Classification of the Golf-Testset data set using the K-NN Operator

This tutorial process demonstrate the usage of the k-NN Operator to classify the Golf-Testset from the Samples folder. The k-NN is trained on the Golf data set and applied to the independent Golf-Testset. Both data sets are retrieved from the Samples folder.

k is set to 3, so each Example in the Golf-Testset is classified as the majority class of its 3 nearest neighbors in the training set. For the distance measure the MixedEuclideanDistance (which is the default setting) is used.

For more details, see the comments in the process.

Performance difference between normalized and not normalized data

This tutorial process demonstrate the enhancement of the performance of the k-NN in case the data is normalized before the k-NN is trained.

The Sonar data set is retrieved from the Samples folder and fed into two Cross Validation Operators. In both Cross Validations a k-NN model with k=3 is trained. But in the second the training data is normalized before the training of the k-NN. A Group Models Operator ensures that the test data is normalized in the same way, before the k-NN is applied on the test data.

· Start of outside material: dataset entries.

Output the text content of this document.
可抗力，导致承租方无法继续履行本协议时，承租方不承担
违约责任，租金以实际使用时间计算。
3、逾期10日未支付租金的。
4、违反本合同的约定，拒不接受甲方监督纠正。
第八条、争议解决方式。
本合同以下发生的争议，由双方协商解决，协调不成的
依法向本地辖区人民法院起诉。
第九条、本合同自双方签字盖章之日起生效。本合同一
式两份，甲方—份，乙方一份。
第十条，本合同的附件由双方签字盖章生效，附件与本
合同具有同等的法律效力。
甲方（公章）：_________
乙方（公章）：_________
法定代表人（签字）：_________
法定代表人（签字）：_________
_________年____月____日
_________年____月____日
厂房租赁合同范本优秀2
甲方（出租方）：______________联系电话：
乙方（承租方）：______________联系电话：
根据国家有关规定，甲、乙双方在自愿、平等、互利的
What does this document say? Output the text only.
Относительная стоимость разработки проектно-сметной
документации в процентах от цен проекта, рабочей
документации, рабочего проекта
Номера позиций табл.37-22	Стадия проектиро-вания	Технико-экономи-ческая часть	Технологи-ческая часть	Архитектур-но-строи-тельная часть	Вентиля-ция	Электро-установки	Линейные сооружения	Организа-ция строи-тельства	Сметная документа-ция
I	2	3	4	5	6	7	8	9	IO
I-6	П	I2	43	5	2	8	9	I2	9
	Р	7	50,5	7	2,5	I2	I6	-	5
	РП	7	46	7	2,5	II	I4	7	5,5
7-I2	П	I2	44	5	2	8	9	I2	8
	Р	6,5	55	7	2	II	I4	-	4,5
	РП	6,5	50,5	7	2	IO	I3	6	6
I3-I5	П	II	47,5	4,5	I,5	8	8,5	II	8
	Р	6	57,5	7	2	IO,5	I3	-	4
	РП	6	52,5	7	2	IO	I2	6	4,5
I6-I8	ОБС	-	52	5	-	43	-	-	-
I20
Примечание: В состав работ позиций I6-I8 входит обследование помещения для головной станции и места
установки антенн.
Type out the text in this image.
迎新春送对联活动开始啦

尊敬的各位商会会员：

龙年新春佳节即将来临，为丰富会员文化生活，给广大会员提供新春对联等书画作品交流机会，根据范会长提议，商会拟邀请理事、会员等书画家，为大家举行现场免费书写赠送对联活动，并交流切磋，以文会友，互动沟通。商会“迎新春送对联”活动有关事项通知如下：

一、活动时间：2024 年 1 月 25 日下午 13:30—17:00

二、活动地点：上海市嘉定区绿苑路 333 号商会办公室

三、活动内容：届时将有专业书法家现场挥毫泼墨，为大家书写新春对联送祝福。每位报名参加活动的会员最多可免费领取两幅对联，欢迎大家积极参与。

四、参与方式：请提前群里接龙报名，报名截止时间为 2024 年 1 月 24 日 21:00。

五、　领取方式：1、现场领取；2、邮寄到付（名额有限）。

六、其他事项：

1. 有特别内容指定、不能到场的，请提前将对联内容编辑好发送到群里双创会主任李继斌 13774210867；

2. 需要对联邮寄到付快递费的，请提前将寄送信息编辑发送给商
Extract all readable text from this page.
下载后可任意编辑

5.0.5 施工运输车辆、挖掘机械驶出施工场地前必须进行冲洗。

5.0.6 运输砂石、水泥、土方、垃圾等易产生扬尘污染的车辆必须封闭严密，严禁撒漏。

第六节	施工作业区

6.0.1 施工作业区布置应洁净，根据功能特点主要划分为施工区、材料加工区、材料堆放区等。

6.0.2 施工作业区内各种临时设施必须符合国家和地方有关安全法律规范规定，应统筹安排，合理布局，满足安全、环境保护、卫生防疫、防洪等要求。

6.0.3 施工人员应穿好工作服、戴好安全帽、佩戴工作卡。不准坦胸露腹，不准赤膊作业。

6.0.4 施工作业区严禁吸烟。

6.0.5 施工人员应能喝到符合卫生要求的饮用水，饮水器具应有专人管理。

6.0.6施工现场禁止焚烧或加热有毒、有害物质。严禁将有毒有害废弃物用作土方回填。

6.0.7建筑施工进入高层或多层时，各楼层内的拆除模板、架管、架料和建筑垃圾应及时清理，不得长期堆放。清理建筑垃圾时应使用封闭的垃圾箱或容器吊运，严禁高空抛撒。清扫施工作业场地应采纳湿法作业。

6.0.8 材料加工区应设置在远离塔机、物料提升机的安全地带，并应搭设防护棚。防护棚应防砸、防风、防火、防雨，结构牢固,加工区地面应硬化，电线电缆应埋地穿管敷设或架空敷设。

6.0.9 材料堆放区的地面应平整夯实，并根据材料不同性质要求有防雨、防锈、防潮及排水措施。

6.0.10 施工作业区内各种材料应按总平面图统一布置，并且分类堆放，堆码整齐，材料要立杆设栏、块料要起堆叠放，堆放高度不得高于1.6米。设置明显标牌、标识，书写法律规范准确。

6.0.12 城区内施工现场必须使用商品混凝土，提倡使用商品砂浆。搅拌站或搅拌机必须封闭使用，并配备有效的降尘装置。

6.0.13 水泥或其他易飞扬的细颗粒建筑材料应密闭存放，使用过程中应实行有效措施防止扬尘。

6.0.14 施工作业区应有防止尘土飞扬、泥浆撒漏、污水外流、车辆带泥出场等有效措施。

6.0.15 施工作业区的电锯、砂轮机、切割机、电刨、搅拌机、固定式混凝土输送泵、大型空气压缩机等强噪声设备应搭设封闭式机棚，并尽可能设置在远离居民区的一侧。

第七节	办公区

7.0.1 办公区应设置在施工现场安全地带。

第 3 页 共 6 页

Note that the accuracy of this k-NN is higher for the normalized values (84.24 % > 81.69 %).

Optimizing k of a k-NN model and logging all results

In this tutorial process the parameter k of a k-NN model is optimized and results are logged to investigate the dependency of the performance on the parameter.

The Sonar data set is retrieved from the Samples folder. An Optimized Parameters (Grid) Operator is used to iterate over k (from 1 to 30) and calculate the best performing k-NN model. A Log Operator is used within the Cross Validation Operator in the Optimize Parameters (Grid) Operator to log the parameter k and the corresponding performance. The Log to Data Operator and the Aggregate Operator are used to convert this log entries into an ExampleSet, which can be investigated in the results view.